Jonathan se retourna et regarda ses subordonnants qui râlaient : « Je vous le promets, après cette mission on rentre en permission. »
Les subordonnants laissèrent échapper des sifflements sceptiques : « Grand Joe, on croirait n'importe quoi de ta part, même si aujourd'hui tu disais qu'on va tuer l'Empereur prosien, les frères croiraient que t'en es capable, mais permission… ça, quand est-ce que t'as jamais tenu le coup ? »
Jonathan secoua la tête, impuissant.
Les subordonnants continuèrent à le chambrer : « C'est pas qu'on te fait pas confiance, Grand Joe. C'est les officiers qu'on fait pas confiance – ah ben non, t'es officier toi aussi. De toute façon, ils tiennent jamais leurs promesses de permission. »
Alors, Gonif l'éclaireur dit : « Grand Joe, pourquoi tu portes plus ton épée longue ? Ce sabre courbe bizarre, c'est un souvenir ? »
Jonathan : « Mon épée longue a été perdue quelque part pendant notre retraite d'Alexandrie. Je comptais m'en faire faire une neuve au pays, mais comme on n'est pas rentrés, j'ai pris celle-là toute faite chez un coutelier de Rocca, un sabre mamelouk comme ceux de la garde du palais. »
Gonif : « Elle vaut quoi ? »
« J'en sais rien, pas encore testée sur du cerveau prosien, peut-être que je la testerai sur un Balas ce soir. »
Pendant qu'ils parlaient, un moteur de tricycle pétarada depuis la direction du Pont et s'arrêta après avoir viré derrière la colline où Jonathan et son équipe étaient cachés.
Le colonel Hoffman, qui avait aidé Jonathan à s'infiltrer dans le port militaire d'Alexandrie précédemment, sauta de la moto. Cette fois, il portait un uniforme d'officier de la Garde impériale de Barlas avec un manteau ressemblant à celui d'une troupe motocycliste prosienne.
Jonathan : « Quelles nouvelles, « colonel Hoffman » ? »

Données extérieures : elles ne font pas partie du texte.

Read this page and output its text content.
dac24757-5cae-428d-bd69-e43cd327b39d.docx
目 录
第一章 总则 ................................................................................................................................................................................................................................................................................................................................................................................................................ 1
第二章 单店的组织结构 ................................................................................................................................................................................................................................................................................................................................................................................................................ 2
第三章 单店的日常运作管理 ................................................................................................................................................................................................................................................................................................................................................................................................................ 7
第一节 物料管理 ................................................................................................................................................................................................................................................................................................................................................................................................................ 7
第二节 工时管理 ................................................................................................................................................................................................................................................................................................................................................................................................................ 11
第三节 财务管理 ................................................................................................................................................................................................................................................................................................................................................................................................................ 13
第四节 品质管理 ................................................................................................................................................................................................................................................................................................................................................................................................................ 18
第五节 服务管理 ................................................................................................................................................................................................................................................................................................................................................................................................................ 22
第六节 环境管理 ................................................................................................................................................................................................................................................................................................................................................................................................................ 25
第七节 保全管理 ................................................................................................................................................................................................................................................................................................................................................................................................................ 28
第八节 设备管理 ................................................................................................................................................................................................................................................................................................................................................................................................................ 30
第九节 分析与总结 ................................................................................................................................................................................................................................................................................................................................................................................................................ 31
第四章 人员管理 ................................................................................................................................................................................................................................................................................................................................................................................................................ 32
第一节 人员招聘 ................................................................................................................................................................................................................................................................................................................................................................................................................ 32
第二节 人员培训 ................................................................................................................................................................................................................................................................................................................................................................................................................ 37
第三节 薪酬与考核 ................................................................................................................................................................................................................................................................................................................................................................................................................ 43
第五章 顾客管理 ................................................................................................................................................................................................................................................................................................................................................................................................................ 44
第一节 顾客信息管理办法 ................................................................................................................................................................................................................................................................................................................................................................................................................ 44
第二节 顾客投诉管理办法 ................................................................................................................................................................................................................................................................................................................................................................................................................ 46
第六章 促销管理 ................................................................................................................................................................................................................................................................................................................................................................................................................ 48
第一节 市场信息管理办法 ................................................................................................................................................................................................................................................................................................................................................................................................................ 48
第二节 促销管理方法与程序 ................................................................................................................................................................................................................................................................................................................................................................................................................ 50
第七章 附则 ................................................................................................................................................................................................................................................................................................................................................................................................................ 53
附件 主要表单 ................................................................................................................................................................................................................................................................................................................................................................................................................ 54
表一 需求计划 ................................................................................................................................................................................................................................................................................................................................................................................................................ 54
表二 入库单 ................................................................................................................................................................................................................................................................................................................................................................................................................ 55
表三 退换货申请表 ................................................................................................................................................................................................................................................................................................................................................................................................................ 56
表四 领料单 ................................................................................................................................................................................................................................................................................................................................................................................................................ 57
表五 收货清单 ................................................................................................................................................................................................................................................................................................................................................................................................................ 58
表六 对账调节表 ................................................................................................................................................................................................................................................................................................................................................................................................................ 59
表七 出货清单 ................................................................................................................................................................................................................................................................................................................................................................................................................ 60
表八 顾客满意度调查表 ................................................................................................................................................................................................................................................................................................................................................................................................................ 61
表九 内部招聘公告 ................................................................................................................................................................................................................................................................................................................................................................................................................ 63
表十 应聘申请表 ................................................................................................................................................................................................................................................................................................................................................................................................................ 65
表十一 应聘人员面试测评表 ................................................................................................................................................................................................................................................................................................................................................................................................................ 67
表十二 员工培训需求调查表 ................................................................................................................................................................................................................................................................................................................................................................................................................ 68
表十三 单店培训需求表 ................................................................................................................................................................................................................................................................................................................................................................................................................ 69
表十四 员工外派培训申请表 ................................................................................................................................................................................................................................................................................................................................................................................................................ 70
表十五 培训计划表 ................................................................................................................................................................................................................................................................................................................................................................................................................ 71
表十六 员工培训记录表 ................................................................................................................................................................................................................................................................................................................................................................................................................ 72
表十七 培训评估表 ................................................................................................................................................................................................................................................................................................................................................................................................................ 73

Le maître du déguisement, nom de code « Docteur », secoua la tête : « Demande pas. Ceux qui gardent le pont sont pas des Balasiens, mais de vrais Prosiens déguisés en Balasiens ! Le renseignement d'avant-action mentionnait au maximum mille à deux mille instructeurs prosiens à la retraite à Balas, bordel ! J'en ai vu au moins cinq cents ! »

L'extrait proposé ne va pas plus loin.